Cependant, cette notion de corpuscules inspira d'autres scientifiques. Les mathématiciens suisses Jakob Hermann (1716) et Leonhard Euler (1729), mais surtout le physicien suisse Daniel Bernoulli (1733), effectuent des calculs en supposant que les gaz sont formés de particules s'entrechoquant, et leurs résultats sont en accord avec l'expérience. C'est la conception « cinétique » des gaz, c'est-à-dire l'explication de la température et de la pression par des particules en mouvement.
Une autre science se développe à la fin du XVIII siècle : la cristallographie. Ce qui intrigue les scientifiques, c'est l'observation des formes géométriques des cristaux naturels, et leur capacité à se cliver selon des plans lisses respectant ces symétries. Reprenant l'idée de classification des êtres vivants de Carl von Linné, on commence à rechercher et classer les minéraux (Jean-Baptiste Romé de L'Isle, minéralogiste français, 1772). L'abbé René-Just Haüy (cristallographe français), en 1781, suppose que la forme des cristaux reflète la symétrie d'une « brique élémentaire », le cristal étant un assemblage de ces briques. On retrouve ici cette notion de composant élémentaire de la matière.
XIX siècle — le triomphe de l'atome
À ce stade, ressortaient trois notions :
les corps chimiques sont décomposables en substances élémentaires ;
les gaz sont composés de corpuscules qui volent et s'entrechoquent ;
les cristaux sont composés de cellules dont la forme détermine la forme extérieure du cristal.
Ces notions ont en commun le fait que la matière homogène est composée de corpuscules tous semblables entre eux, mais trop petits pour être visibles.
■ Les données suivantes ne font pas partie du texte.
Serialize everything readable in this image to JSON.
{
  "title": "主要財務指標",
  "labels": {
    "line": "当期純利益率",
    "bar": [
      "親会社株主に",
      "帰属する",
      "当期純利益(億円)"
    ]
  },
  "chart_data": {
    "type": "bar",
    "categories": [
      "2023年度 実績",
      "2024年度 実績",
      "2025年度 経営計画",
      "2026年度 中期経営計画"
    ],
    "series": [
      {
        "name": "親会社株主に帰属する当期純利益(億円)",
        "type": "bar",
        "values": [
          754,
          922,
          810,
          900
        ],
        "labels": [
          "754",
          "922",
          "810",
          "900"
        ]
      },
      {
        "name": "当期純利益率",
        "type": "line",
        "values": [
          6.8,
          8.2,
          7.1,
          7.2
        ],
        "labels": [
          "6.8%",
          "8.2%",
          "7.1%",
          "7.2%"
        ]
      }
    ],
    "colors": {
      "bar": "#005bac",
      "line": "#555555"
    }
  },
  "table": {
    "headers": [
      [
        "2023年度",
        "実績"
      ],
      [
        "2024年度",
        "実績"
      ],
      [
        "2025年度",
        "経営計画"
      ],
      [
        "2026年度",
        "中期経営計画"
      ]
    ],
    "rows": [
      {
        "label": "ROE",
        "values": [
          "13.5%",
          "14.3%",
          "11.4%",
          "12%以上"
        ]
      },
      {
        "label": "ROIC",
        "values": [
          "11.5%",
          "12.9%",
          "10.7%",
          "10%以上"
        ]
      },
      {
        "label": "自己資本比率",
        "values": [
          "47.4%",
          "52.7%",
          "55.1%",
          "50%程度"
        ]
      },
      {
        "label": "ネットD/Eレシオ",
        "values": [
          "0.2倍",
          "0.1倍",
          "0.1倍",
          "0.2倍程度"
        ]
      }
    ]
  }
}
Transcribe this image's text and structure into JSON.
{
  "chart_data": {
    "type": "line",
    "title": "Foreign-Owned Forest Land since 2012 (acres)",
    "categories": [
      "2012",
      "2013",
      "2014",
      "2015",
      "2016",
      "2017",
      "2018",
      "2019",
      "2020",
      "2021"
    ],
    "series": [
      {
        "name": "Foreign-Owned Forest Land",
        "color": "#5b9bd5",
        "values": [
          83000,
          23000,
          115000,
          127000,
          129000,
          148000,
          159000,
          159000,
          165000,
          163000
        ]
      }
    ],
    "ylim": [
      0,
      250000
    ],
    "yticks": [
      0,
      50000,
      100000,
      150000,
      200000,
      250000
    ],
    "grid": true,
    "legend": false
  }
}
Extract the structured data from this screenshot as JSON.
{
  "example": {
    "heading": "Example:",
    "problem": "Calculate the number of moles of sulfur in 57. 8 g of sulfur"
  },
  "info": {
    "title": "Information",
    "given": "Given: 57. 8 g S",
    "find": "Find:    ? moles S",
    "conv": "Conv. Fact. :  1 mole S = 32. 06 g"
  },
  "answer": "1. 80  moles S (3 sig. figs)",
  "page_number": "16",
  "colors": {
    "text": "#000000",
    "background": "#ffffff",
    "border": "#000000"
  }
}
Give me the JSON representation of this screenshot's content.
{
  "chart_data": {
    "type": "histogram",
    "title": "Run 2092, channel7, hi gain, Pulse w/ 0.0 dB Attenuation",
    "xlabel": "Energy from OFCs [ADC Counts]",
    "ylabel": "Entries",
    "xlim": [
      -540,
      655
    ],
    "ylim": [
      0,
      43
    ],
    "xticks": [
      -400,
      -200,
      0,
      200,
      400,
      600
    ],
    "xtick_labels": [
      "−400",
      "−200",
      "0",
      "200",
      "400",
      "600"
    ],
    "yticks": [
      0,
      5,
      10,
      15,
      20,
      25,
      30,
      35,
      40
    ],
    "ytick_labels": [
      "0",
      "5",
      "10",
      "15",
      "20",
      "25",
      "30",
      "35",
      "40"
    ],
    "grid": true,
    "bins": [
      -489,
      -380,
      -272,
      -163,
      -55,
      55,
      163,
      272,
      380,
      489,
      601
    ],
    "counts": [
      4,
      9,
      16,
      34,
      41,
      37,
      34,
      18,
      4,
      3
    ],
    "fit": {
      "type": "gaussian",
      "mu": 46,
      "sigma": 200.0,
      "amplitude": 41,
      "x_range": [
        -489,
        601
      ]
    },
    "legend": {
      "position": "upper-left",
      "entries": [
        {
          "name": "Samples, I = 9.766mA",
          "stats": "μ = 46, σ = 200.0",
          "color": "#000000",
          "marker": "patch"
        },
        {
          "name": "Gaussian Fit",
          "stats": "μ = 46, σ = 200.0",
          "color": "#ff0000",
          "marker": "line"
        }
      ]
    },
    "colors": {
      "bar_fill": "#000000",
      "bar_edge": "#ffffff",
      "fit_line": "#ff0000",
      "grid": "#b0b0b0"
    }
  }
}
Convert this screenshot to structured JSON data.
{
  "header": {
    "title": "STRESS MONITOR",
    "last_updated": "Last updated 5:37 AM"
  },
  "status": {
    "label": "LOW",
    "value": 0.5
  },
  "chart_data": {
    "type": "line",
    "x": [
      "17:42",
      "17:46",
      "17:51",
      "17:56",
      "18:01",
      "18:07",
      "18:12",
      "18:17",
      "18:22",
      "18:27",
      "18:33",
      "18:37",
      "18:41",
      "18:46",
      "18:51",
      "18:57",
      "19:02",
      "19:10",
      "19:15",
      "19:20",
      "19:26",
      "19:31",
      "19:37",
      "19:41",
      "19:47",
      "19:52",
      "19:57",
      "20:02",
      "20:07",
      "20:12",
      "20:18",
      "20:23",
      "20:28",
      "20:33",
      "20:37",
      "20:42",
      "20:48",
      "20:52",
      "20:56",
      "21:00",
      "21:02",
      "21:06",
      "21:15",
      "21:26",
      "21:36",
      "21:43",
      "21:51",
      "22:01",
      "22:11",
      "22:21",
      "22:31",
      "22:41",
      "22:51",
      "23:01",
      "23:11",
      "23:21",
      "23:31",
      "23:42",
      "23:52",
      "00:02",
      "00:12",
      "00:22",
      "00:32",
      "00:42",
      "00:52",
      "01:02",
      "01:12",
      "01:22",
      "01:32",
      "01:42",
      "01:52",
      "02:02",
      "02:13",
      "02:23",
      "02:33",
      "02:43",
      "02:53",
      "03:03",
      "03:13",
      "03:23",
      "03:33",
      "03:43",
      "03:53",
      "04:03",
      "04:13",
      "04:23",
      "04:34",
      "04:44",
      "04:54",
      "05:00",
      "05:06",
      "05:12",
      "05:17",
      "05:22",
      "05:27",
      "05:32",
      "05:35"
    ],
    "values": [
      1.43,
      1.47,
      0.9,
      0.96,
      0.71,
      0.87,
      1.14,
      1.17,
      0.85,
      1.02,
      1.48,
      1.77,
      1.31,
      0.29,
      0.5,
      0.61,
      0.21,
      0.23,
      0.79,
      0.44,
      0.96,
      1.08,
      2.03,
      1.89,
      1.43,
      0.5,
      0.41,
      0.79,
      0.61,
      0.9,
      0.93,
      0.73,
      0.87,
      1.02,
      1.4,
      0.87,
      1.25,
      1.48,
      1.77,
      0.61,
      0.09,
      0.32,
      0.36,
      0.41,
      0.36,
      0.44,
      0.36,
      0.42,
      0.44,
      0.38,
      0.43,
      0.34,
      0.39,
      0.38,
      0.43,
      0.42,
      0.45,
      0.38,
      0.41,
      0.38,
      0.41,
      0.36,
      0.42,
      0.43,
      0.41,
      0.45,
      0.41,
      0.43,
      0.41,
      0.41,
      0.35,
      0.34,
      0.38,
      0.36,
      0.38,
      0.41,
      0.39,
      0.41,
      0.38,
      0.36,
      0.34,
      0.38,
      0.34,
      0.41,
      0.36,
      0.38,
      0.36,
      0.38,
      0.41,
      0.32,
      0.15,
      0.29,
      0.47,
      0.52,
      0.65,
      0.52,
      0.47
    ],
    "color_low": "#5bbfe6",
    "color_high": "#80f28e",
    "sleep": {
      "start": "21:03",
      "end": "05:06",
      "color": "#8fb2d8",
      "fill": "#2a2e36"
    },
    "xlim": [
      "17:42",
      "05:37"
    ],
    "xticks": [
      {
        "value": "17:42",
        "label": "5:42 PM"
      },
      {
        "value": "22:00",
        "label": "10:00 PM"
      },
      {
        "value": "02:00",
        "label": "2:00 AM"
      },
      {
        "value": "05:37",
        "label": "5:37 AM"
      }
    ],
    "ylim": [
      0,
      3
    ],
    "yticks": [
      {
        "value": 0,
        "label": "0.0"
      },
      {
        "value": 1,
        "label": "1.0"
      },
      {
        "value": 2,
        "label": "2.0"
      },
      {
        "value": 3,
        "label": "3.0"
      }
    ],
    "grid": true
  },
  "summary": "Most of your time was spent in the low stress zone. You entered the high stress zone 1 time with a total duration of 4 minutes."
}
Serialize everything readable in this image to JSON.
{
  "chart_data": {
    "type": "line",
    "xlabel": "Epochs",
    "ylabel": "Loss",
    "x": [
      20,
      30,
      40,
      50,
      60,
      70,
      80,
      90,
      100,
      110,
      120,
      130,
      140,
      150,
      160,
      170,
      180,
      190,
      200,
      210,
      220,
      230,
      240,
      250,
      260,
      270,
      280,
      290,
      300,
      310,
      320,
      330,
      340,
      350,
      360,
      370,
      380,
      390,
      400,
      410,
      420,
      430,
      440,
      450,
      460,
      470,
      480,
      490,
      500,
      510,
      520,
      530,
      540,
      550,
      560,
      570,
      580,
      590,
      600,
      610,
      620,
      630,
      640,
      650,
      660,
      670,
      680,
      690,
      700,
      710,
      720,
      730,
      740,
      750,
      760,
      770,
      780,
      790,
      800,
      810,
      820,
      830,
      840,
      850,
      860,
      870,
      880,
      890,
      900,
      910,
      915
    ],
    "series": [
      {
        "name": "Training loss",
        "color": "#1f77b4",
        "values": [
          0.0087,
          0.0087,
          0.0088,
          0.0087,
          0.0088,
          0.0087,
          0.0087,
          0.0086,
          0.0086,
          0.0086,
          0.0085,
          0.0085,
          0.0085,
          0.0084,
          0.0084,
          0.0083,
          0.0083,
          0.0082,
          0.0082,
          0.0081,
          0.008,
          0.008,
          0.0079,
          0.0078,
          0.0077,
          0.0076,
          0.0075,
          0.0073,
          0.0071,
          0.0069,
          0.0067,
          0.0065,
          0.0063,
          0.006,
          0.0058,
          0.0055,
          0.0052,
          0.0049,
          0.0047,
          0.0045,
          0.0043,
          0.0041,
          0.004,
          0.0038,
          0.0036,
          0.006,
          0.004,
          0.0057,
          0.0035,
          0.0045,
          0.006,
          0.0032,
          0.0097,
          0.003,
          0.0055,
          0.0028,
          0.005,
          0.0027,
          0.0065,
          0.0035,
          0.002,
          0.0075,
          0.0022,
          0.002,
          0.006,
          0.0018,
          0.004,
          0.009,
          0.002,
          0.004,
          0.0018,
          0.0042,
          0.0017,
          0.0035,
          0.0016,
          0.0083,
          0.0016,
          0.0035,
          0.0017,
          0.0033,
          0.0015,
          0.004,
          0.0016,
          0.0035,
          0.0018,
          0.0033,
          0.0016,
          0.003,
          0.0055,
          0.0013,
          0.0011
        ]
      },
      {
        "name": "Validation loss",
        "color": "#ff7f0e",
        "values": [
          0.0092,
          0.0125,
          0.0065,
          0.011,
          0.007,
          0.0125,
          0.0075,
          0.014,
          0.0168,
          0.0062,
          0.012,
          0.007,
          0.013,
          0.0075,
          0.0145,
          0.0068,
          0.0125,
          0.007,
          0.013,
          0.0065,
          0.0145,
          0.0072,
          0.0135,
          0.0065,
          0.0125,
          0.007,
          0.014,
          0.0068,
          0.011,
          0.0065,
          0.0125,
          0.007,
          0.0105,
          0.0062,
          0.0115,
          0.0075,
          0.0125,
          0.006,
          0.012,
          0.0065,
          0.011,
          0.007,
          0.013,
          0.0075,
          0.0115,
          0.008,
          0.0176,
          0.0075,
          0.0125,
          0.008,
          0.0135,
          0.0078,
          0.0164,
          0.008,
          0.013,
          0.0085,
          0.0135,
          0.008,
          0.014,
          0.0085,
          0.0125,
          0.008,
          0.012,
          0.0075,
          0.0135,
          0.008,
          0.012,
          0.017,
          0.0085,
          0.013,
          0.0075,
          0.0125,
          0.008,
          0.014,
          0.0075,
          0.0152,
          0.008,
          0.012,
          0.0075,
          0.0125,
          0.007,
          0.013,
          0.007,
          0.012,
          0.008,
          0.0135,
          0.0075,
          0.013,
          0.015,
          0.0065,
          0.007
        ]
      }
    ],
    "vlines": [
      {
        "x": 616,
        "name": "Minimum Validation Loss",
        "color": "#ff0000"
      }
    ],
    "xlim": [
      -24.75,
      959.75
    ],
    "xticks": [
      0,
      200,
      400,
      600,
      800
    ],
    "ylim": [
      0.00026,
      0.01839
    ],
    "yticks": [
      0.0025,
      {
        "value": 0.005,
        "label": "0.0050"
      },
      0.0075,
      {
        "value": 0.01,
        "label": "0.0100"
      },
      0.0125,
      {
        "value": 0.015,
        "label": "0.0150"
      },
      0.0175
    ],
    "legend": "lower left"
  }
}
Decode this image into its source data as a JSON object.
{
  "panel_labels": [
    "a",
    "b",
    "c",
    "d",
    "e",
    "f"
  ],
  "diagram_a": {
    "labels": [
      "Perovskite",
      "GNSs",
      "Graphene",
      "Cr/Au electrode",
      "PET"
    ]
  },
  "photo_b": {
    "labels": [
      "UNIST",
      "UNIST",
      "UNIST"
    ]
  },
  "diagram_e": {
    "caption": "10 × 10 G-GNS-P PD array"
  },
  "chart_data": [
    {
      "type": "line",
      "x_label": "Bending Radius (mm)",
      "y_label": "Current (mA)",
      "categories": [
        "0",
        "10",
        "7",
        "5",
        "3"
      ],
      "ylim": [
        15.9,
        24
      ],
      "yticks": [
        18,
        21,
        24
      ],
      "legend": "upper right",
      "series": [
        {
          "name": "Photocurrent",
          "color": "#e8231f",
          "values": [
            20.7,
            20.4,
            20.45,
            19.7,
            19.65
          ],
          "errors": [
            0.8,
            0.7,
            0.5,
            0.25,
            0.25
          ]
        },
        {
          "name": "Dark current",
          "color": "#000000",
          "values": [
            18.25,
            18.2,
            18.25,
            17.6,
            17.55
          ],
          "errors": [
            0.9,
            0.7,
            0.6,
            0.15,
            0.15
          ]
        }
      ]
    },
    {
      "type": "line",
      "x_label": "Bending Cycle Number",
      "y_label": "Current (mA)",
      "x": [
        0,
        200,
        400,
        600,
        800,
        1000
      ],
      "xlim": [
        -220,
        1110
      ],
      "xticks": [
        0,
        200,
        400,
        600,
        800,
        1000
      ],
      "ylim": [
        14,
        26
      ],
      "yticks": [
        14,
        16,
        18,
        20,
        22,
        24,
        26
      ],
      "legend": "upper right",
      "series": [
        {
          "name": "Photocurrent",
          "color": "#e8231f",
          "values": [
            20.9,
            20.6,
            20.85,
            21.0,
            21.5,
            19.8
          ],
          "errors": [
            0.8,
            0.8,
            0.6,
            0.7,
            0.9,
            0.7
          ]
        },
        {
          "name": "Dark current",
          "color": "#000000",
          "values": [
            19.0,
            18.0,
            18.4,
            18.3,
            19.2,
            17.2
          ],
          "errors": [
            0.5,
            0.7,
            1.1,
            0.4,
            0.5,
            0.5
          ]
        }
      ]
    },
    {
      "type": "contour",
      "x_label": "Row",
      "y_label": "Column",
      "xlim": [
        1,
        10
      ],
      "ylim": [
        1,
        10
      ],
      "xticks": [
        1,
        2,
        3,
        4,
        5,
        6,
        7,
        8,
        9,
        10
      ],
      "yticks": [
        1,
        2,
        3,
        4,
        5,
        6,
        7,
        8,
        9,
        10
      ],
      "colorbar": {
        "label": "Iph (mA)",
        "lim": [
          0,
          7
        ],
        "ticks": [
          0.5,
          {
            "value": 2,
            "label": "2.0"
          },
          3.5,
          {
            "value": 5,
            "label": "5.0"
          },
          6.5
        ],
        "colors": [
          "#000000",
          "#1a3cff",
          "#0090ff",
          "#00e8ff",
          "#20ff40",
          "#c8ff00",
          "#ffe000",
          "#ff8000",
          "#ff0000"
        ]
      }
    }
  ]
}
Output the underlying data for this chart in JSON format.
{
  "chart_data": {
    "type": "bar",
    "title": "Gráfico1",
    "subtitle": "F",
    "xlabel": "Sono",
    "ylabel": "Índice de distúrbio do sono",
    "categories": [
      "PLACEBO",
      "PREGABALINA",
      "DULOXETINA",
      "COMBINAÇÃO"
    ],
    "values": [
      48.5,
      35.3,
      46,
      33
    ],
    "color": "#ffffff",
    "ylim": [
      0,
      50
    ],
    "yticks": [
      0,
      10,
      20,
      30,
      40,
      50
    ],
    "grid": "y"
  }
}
Les découvertes du XIX siècle vont permettre de faire converger ces trois notions, et d'établir les notions de molécule et d'atome.
John Dalton (chimiste et physicien britannique), en 1804, mesure les masses des réactifs et des produits de réaction, et en déduit que les substances sont composées d'atomes sphériques, identiques pour un élément, mais différents d'un élément à l'autre, notamment par la masse de ces atomes. Il découvre également la notion de pression partielle (dans un mélange de gaz, la contribution d'un gaz donné à la pression totale). Il fut le premier à émettre les idées de la théorie atomique.
En 1807, Louis Joseph Gay-Lussac (physicien et chimiste français), établit la loi reliant la température et la pression d'un gaz. En 1808, il établit que les gaz réagissent en proportions déterminées ; les rapports des volumes des réactifs et des produits de réaction sont des nombres entiers petits. Le fait que ce soit des nombres entiers, a induit fortement à penser que la matière n'est pas « continue » (pensée dominante à cette époque), mais faite d'éléments discontinus.
Amedeo Avogadro (physicien italien), en 1811, énonce, sans preuve, que pour une température et une pression fixées, un volume donné de gaz contient toujours le même nombre de molécules, et ce quel que soit le gaz. Il fait également l'hypothèse que les gaz sont polyatomiques, et définit nettement molécules et atomes. André-Marie Ampère (1814), Jean-Baptiste Dumas (1827) et William Prout (1834) arrivent à la même conclusion.
En 1813, Jöns Jacob Berzelius inventa et fit admettre universellement des formules chimiques analogues aux formules algébriques pour exprimer la composition des corps ; le système actuel de notation fut adopté grâce à lui qui le proposa.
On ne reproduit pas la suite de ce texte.